I tend to overthink parenting. I don't really impose excessive mom guilt or stress on myself, but I do often make thoroughly thoughtful decisions about decidedly trivial things. For example: I never sing the end of Five Little Ducks with my kids because I don't want to send the message that it is completely acceptable or expected that they ignore me but obey their dad. Deep down I know this is ludicrous. I grew up singing the song in its entirety, and it had absolutely no impact on me. I was equally defiant and disobedient to both of my parents. Nevertheless, on the rare occasion that I take a shower without a child banging on the door, I use the quiet moments to contemplate my parenting.
I know that the extent of my deliberations are mostly unreasonable.

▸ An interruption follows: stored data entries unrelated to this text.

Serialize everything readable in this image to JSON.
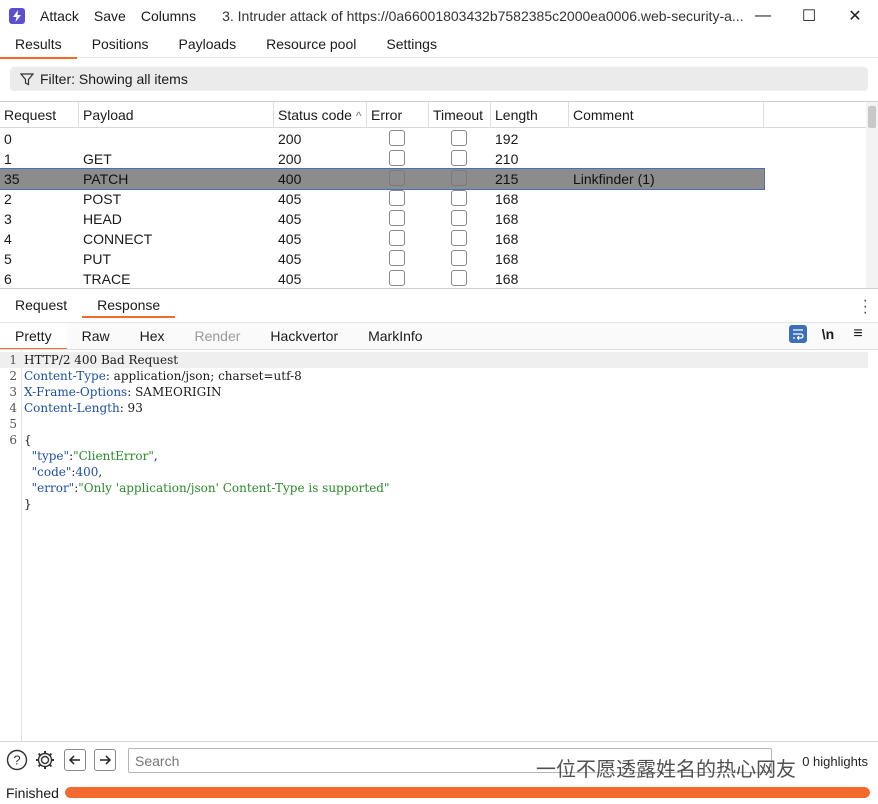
{
  "titlebar": {
    "menu": [
      "Attack",
      "Save",
      "Columns"
    ],
    "window_title": "3. Intruder attack of https://0a66001803432b7582385c2000ea0006.web-security-a...",
    "minimize": "—",
    "maximize": "☐",
    "close": "✕"
  },
  "tabs": [
    "Results",
    "Positions",
    "Payloads",
    "Resource pool",
    "Settings"
  ],
  "filter": {
    "label": "Filter: Showing all items"
  },
  "table": {
    "columns": [
      "Request",
      "Payload",
      "Status code",
      "Error",
      "Timeout",
      "Length",
      "Comment"
    ],
    "sort_indicator": "^",
    "rows": [
      {
        "request": "0",
        "payload": "",
        "status": "200",
        "length": "192",
        "comment": ""
      },
      {
        "request": "1",
        "payload": "GET",
        "status": "200",
        "length": "210",
        "comment": ""
      },
      {
        "request": "35",
        "payload": "PATCH",
        "status": "400",
        "length": "215",
        "comment": "Linkfinder (1)"
      },
      {
        "request": "2",
        "payload": "POST",
        "status": "405",
        "length": "168",
        "comment": ""
      },
      {
        "request": "3",
        "payload": "HEAD",
        "status": "405",
        "length": "168",
        "comment": ""
      },
      {
        "request": "4",
        "payload": "CONNECT",
        "status": "405",
        "length": "168",
        "comment": ""
      },
      {
        "request": "5",
        "payload": "PUT",
        "status": "405",
        "length": "168",
        "comment": ""
      },
      {
        "request": "6",
        "payload": "TRACE",
        "status": "405",
        "length": "168",
        "comment": ""
      }
    ]
  },
  "rr_tabs": [
    "Request",
    "Response"
  ],
  "sub_tabs": [
    "Pretty",
    "Raw",
    "Hex",
    "Render",
    "Hackvertor",
    "MarkInfo"
  ],
  "editor_tools": {
    "newline": "\\n",
    "menu": "≡"
  },
  "response_lines": [
    {
      "num": "1",
      "parts": [
        {
          "t": "HTTP/2 400 Bad Request",
          "c": ""
        }
      ]
    },
    {
      "num": "2",
      "parts": [
        {
          "t": "Content-Type",
          "c": "k"
        },
        {
          "t": ": application/json; charset=utf-8",
          "c": ""
        }
      ]
    },
    {
      "num": "3",
      "parts": [
        {
          "t": "X-Frame-Options",
          "c": "k"
        },
        {
          "t": ": SAMEORIGIN",
          "c": ""
        }
      ]
    },
    {
      "num": "4",
      "parts": [
        {
          "t": "Content-Length",
          "c": "k"
        },
        {
          "t": ": 93",
          "c": ""
        }
      ]
    },
    {
      "num": "5",
      "parts": []
    },
    {
      "num": "6",
      "parts": [
        {
          "t": "{",
          "c": ""
        }
      ]
    },
    {
      "num": "",
      "parts": [
        {
          "t": "  \"type\"",
          "c": "k"
        },
        {
          "t": ":",
          "c": ""
        },
        {
          "t": "\"ClientError\"",
          "c": "s"
        },
        {
          "t": ",",
          "c": ""
        }
      ]
    },
    {
      "num": "",
      "parts": [
        {
          "t": "  \"code\"",
          "c": "k"
        },
        {
          "t": ":",
          "c": ""
        },
        {
          "t": "400",
          "c": "n"
        },
        {
          "t": ",",
          "c": ""
        }
      ]
    },
    {
      "num": "",
      "parts": [
        {
          "t": "  \"error\"",
          "c": "k"
        },
        {
          "t": ":",
          "c": ""
        },
        {
          "t": "\"Only 'application/json' Content-Type is supported\"",
          "c": "s"
        }
      ]
    },
    {
      "num": "",
      "parts": [
        {
          "t": "}",
          "c": ""
        }
      ]
    }
  ],
  "bottombar": {
    "search_placeholder": "Search",
    "highlights": "0 highlights",
    "watermark": "一位不愿透露姓名的热心网友"
  },
  "status": {
    "text": "Finished",
    "progress": 1.0
  },
  "colors": {
    "accent": "#f26b2c",
    "selected_row": "#8c8c8c",
    "key_blue": "#1c4fa3",
    "string_green": "#2a8a2a"
  }
}
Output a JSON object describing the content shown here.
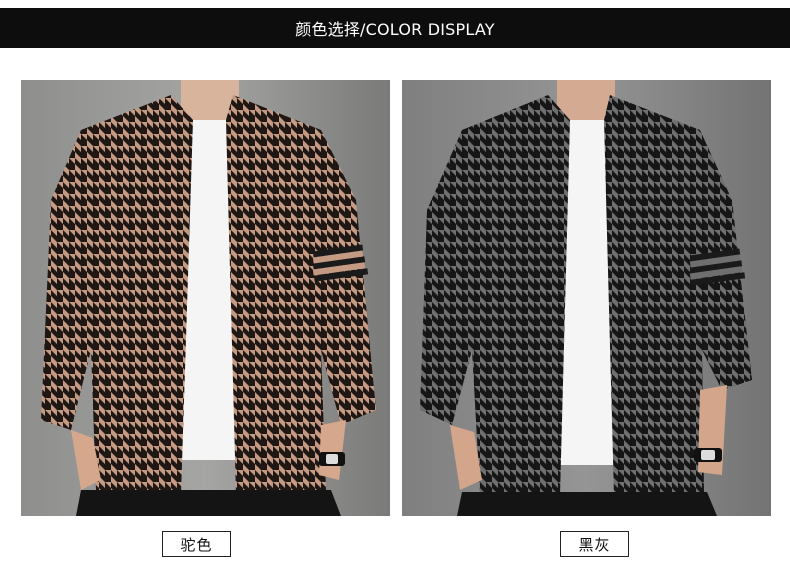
{
  "header": {
    "title": "颜色选择/COLOR DISPLAY"
  },
  "products": [
    {
      "color_name": "驼色",
      "base_color": "#c59a83",
      "dark_color": "#1f1714",
      "bg_color": "#9b9b99"
    },
    {
      "color_name": "黑灰",
      "base_color": "#6f6f70",
      "dark_color": "#161616",
      "bg_color": "#8b8b8b"
    }
  ]
}
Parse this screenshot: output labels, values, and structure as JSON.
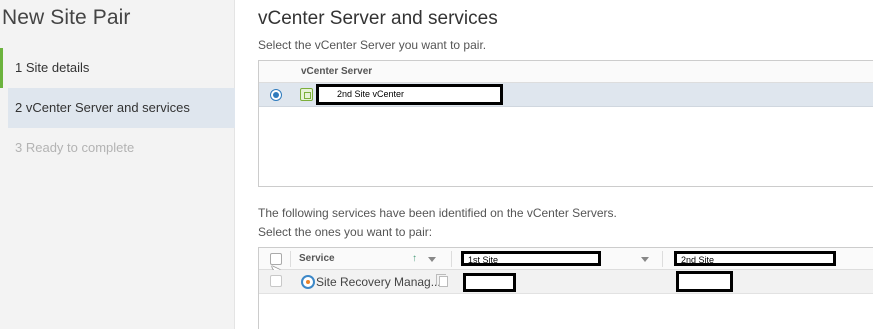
{
  "wizard": {
    "title": "New Site Pair",
    "steps": [
      {
        "label": "1  Site details",
        "state": "done"
      },
      {
        "label": "2  vCenter Server and services",
        "state": "active"
      },
      {
        "label": "3  Ready to complete",
        "state": "disabled"
      }
    ]
  },
  "main": {
    "title": "vCenter Server and services",
    "instruction_vc": "Select the vCenter Server you want to pair.",
    "vc_grid": {
      "column_header": "vCenter Server",
      "rows": [
        {
          "name": "2nd Site vCenter",
          "selected": true
        }
      ]
    },
    "services_text_1": "The following services have been identified on the vCenter Servers.",
    "services_text_2": "Select the ones you want to pair:",
    "services_grid": {
      "headers": {
        "service": "Service",
        "site1": "1st Site",
        "site2": "2nd Site"
      },
      "rows": [
        {
          "service": "Site Recovery Manag...",
          "site1": "",
          "site2": ""
        }
      ]
    }
  },
  "colors": {
    "accent": "#2f7bbd",
    "selected_row": "#dfe6ee",
    "done_step": "#6cb33e"
  }
}
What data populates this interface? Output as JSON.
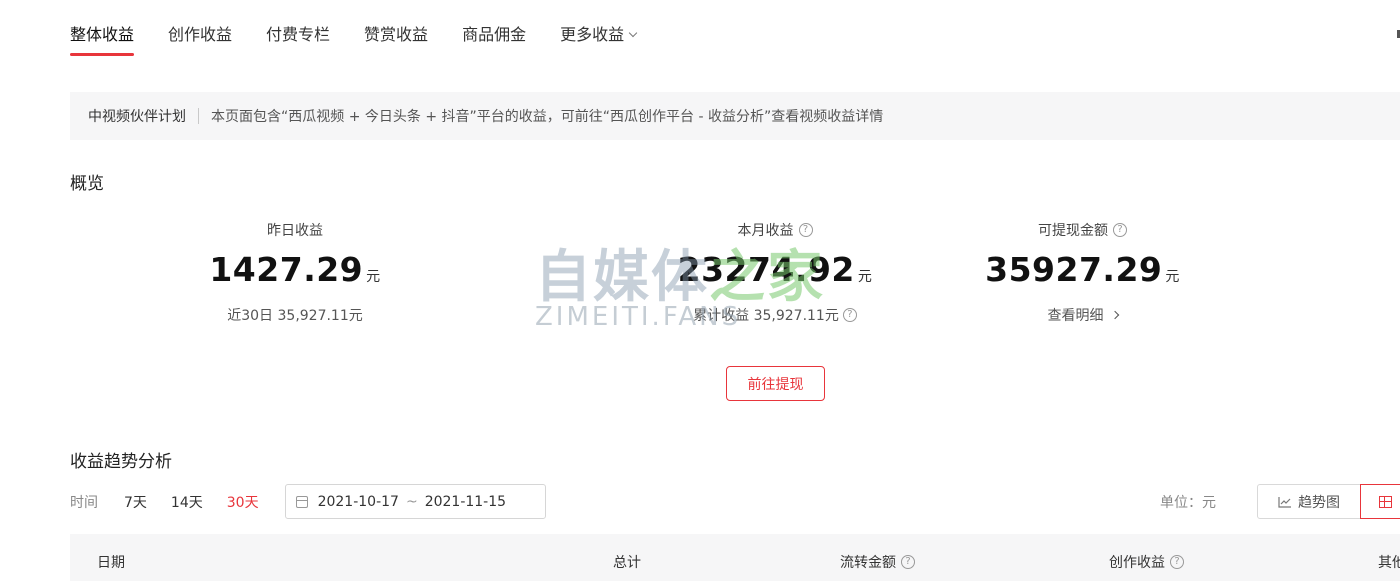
{
  "tabs": [
    "整体收益",
    "创作收益",
    "付费专栏",
    "赞赏收益",
    "商品佣金",
    "更多收益"
  ],
  "notice": {
    "tag": "中视频伙伴计划",
    "text": "本页面包含“西瓜视频 + 今日头条 + 抖音”平台的收益，可前往“西瓜创作平台 - 收益分析”查看视频收益详情"
  },
  "overview": {
    "title": "概览",
    "yesterday": {
      "label": "昨日收益",
      "value": "1427.29",
      "unit": "元",
      "sub": "近30日 35,927.11元"
    },
    "month": {
      "label": "本月收益",
      "value": "23274.92",
      "unit": "元",
      "sub": "累计收益 35,927.11元"
    },
    "withdrawable": {
      "label": "可提现金额",
      "value": "35927.29",
      "unit": "元",
      "sub": "查看明细"
    },
    "withdraw_button": "前往提现"
  },
  "watermark": {
    "main_a": "自媒体",
    "main_b": "之",
    "main_c": "家",
    "sub": "ZIMEITI.FANS"
  },
  "trend": {
    "title": "收益趋势分析",
    "time_label": "时间",
    "ranges": [
      "7天",
      "14天",
      "30天"
    ],
    "active_range": "30天",
    "date_start": "2021-10-17",
    "date_sep": "~",
    "date_end": "2021-11-15",
    "unit": "单位：元",
    "trend_button": "趋势图"
  },
  "table": {
    "headers": [
      "日期",
      "总计",
      "流转金额",
      "创作收益",
      "其他"
    ]
  },
  "colors": {
    "accent": "#e8353b",
    "notice_bg": "#f6f6f7"
  }
}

And, quite honestly, I don't expect any normal person to actually care about whatever subject is occupying my mind at the moment. Despite the amount of mental energy I expend, I realize that most of these decisions are really quite insignificant. If I hear other people sing Five Little Ducks, I don't sit and think to myself that they are inadvertently undermining their authority with their children. If people sing it to my kids, I will lose absolutely no sleep over it. Unless I already don't like them. Then I am likely to assume that their song choice is a subtle ploy to ruin my life and sabotage all future generations of my posterity. I have no use for such subterfuge, and will respond by plotting their destruction. However, I am a redhead and a former high school teacher. My destruction plotting skills are well honed and quite efficient. My sleep hours will remain unaffected.
If any aspect of parenting lends itself to overthinking it is potty training. And since I made no attempt at potty training until well after my first little redhead turned three, I had a few years to thoroughly analyze how every part of my potty training strategy might influence my children's future earning potential, social well being, and ultimate life satisfaction.
After much reflection, I decided that, for a myriad of reasons, I would not emphasize or reward using the toilet. Instead, what I focused on and praised was dry and clean underwear. It semmed to work. The whole potty training experience was relatively short and stress free. He got the hang of it pretty quickly and has had only a few accidents in the last several months. So I counted it a parenting win.
Then, the other day I asked my oldest little redhead to get dressed. I reminded him to put on clean underwear. "But Mama, I don't need to. I just kept my underwear dry and clean all night like I am supposed to." And once again, hours of my best intellectual concentration was completely dismantled in fourteen seconds by a preschooler.